ARTICLE AD BOX
Jakarta -
Sektor pertanian kembali menunjukkan taji sebagai salah satu penopang utama ekonomi nasional. Data terbaru dari Badan Pusat Statistik (BPS) mencatat, sektor ini menyumbang 11,31% terhadap Produk Domestik Bruto (PDB) Indonesia sepanjang 2024.
"Kontribusi ini menempatkan sektor pertanian sebagai penyumbang ketiga terbesar terhadap PDB, setelah sektor perdagangan dan industri pengolahan," ujar Kepala BPS Amalia Adininggar Widyasanti, di Jakarta, Kamis (24/4/2025).
Pencapaian ini membikin pertanian melampaui sektor bangunan dan pertambangan dalam kontribusi ekonomi. Sejumlah komoditas unggulan seperti tembakau, kakao, dan kopi menjadi tulang punggung performa positif ini. Selain menopang sektor pengolahan, komoditas tersebut juga membuka lapangan kerja baru dan memperkuat industri hilir dalam negeri.

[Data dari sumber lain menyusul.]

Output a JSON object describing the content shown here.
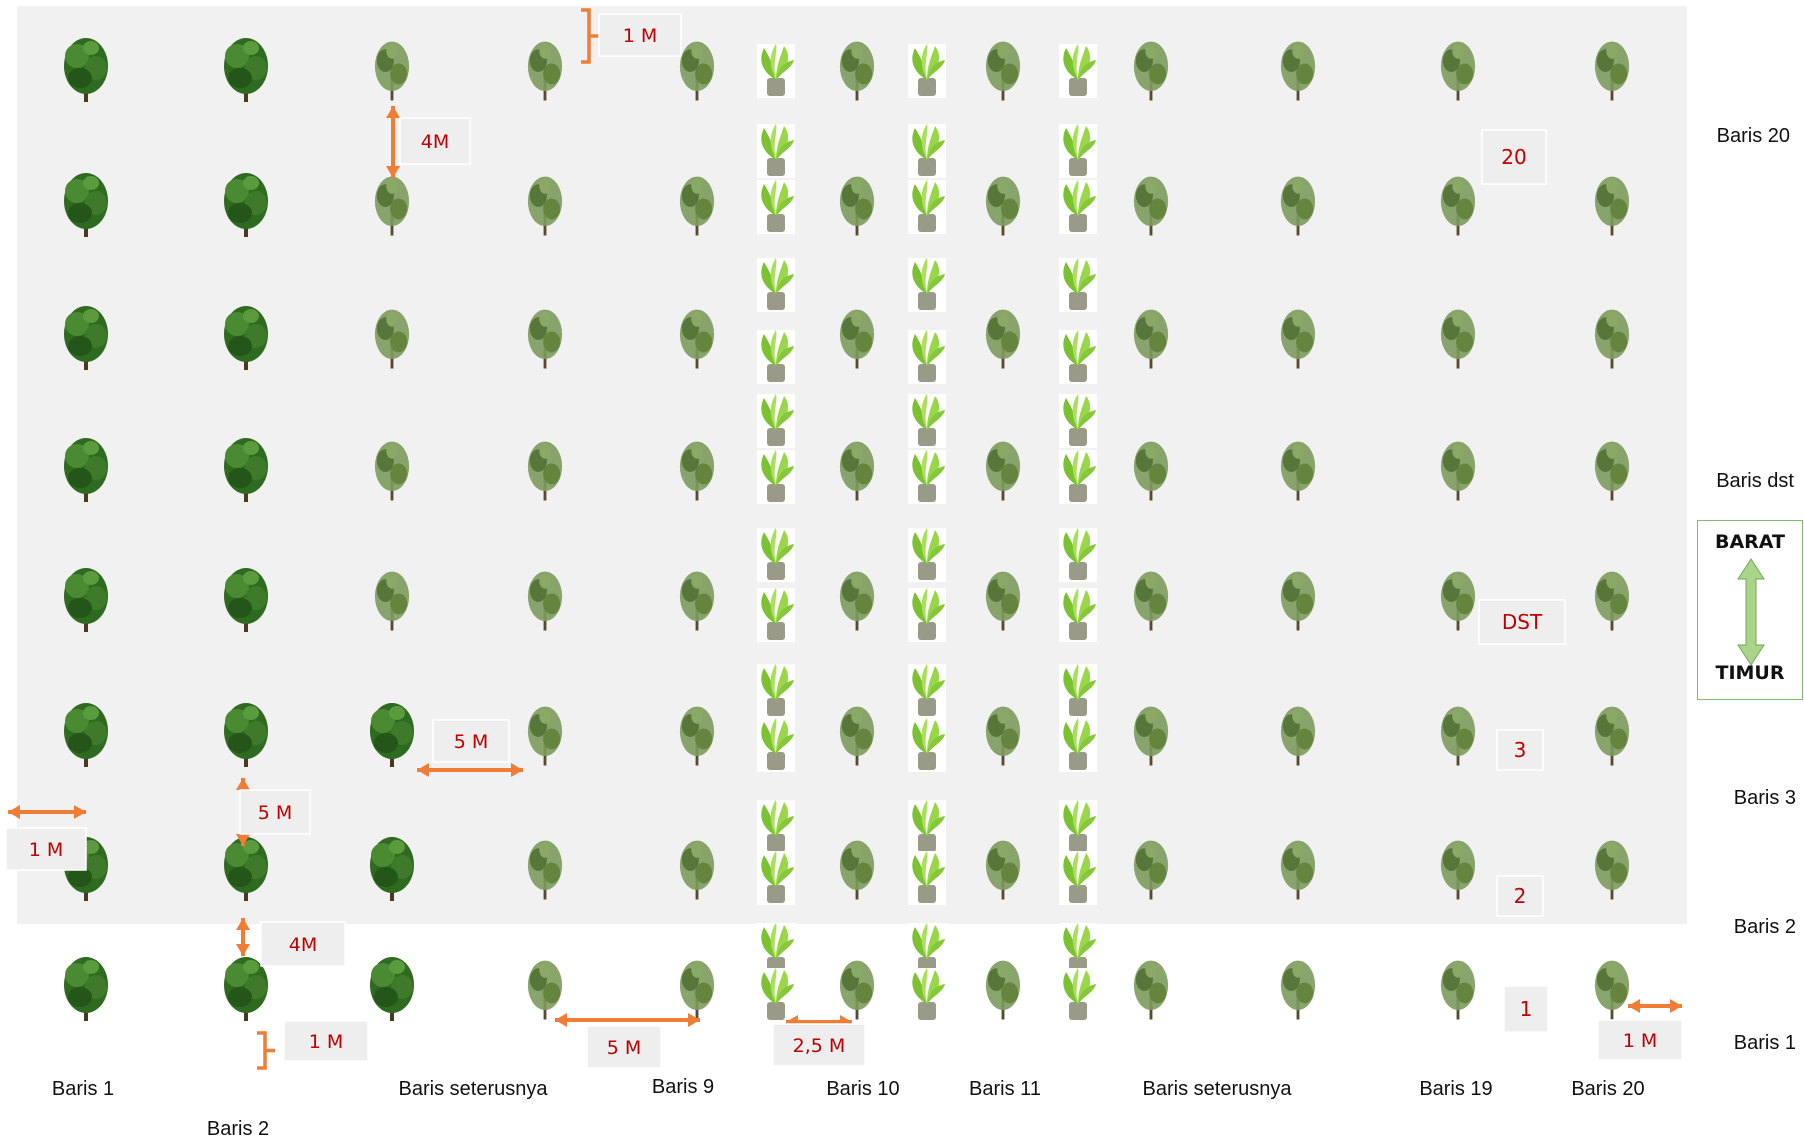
{
  "diagram": {
    "column_labels": [
      "Baris 1",
      "Baris 2",
      "Baris seterusnya",
      "Baris 9",
      "Baris 10",
      "Baris 11",
      "Baris seterusnya",
      "Baris 19",
      "Baris 20"
    ],
    "row_labels": [
      "Baris 20",
      "Baris dst",
      "Baris 3",
      "Baris 2",
      "Baris 1"
    ],
    "compass": {
      "top": "BARAT",
      "bottom": "TIMUR"
    },
    "spacing_labels": {
      "top_margin": "1 M",
      "row_spacing": "4M",
      "bottom_margin": "1 M",
      "left_margin": "1 M",
      "row_spacing_2": "5 M",
      "row_spacing_3": "4M",
      "column_spacing": "5 M",
      "column_spacing_2": "5 M",
      "palm_spacing": "2,5 M",
      "right_margin": "1 M"
    },
    "row_number_labels": [
      "20",
      "DST",
      "3",
      "2",
      "1"
    ],
    "colors": {
      "background": "#f1f1f1",
      "arrow": "#ef7d35",
      "label_text": "#c00000",
      "tree_dark": "#3f7a2a",
      "tree_light": "#6f8f4a",
      "palm": "#93d43c",
      "compass_arrow": "#a9d48a"
    },
    "icons": [
      "broadleaf-tree-icon",
      "sparse-tree-icon",
      "palm-seedling-icon",
      "double-arrow-icon"
    ]
  }
}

SCROLL TO CONTINUE WITH CONTENT
Kementerian Pertanian pun terus mendorong penguatan ekosistem komoditas unggulan. Plt. Dirjen Perkebunan Kementan Heru Tri Widarto menjelaskan, pihaknya telah menyalurkan support perangkat pascapanen serta mendorong kemitraan antara petani dan industri, khususnya di sektor tembakau.

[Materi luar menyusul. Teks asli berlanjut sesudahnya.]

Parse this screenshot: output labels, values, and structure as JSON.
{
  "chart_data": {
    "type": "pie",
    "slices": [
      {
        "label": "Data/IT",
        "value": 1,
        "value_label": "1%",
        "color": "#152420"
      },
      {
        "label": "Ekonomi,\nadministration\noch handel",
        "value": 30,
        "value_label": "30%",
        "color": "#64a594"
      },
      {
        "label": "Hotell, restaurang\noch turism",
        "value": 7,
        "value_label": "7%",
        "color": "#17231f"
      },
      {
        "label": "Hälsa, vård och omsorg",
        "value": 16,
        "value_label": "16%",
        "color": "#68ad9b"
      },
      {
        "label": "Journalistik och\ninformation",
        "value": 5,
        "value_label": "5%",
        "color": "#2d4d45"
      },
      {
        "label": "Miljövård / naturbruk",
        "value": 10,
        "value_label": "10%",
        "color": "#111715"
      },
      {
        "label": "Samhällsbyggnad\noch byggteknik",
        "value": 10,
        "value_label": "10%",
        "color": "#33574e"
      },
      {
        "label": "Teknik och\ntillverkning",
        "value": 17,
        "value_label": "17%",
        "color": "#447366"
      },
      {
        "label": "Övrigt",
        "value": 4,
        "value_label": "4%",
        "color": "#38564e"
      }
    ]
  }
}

"Dengan kemitraan nan kuat, petani bisa mendapatkan akses pasar, teknologi, modal, dan pelatihan. Ini diharapkan bisa meningkatkan kualitas dan kesejahteraan petani," katanya.

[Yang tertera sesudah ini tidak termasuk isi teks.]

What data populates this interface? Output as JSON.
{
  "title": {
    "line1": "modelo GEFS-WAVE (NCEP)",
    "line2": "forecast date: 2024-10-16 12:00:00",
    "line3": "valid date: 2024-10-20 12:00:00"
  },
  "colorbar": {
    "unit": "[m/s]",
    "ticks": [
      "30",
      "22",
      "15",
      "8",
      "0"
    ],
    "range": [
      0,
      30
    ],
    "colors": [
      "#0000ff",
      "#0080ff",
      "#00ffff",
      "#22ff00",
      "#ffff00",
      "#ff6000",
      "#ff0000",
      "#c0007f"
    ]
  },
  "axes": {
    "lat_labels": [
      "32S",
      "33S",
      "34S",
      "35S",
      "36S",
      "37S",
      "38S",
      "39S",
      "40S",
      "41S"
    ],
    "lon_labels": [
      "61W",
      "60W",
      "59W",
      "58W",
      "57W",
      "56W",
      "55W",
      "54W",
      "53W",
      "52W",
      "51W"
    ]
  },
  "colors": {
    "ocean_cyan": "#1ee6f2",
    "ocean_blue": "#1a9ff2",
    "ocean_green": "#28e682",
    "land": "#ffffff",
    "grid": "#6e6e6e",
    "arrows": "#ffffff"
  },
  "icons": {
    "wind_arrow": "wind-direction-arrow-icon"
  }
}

Heru menambahkan, Dana Bagi Hasil Cukai Hasil Tembakau (DBHCHT) juga menjadi instrumen krusial dalam mendongkrak kesejahteraan petani. Dana ini disalurkan untuk program nan langsung menyasar peningkatan produktivitas dan daya saing petani tembakau.
Di sisi lain, CEO Center for Indonesia Policy Studies (CIPS), Anton Rizki Sulaiman, mengingatkan pentingnya kebijakan ekonomi nan berpihak pada produsen dalam negeri. Ia menilai kebijakan proteksionis justru bisa menjadi bumerang bagi industri pengolahan.
"Fokus harusnya pada insentif nan membikin industri bisa membeli komoditas dengan nilai bersaing, tapi tetap menguntungkan petani," jelas Anton.
Anton juga menyoroti lemahnya sistem info di sektor perkebunan. Ia menyebut perlunya pembenahan dalam pengumpulan info dari dua sumber utama, ialah perkebunan besar milik negara dan swasta serta perkebunan rakyat.
"Tanpa info nan akurat, kebijakan bisa meleset dari sasaran," tutupnya.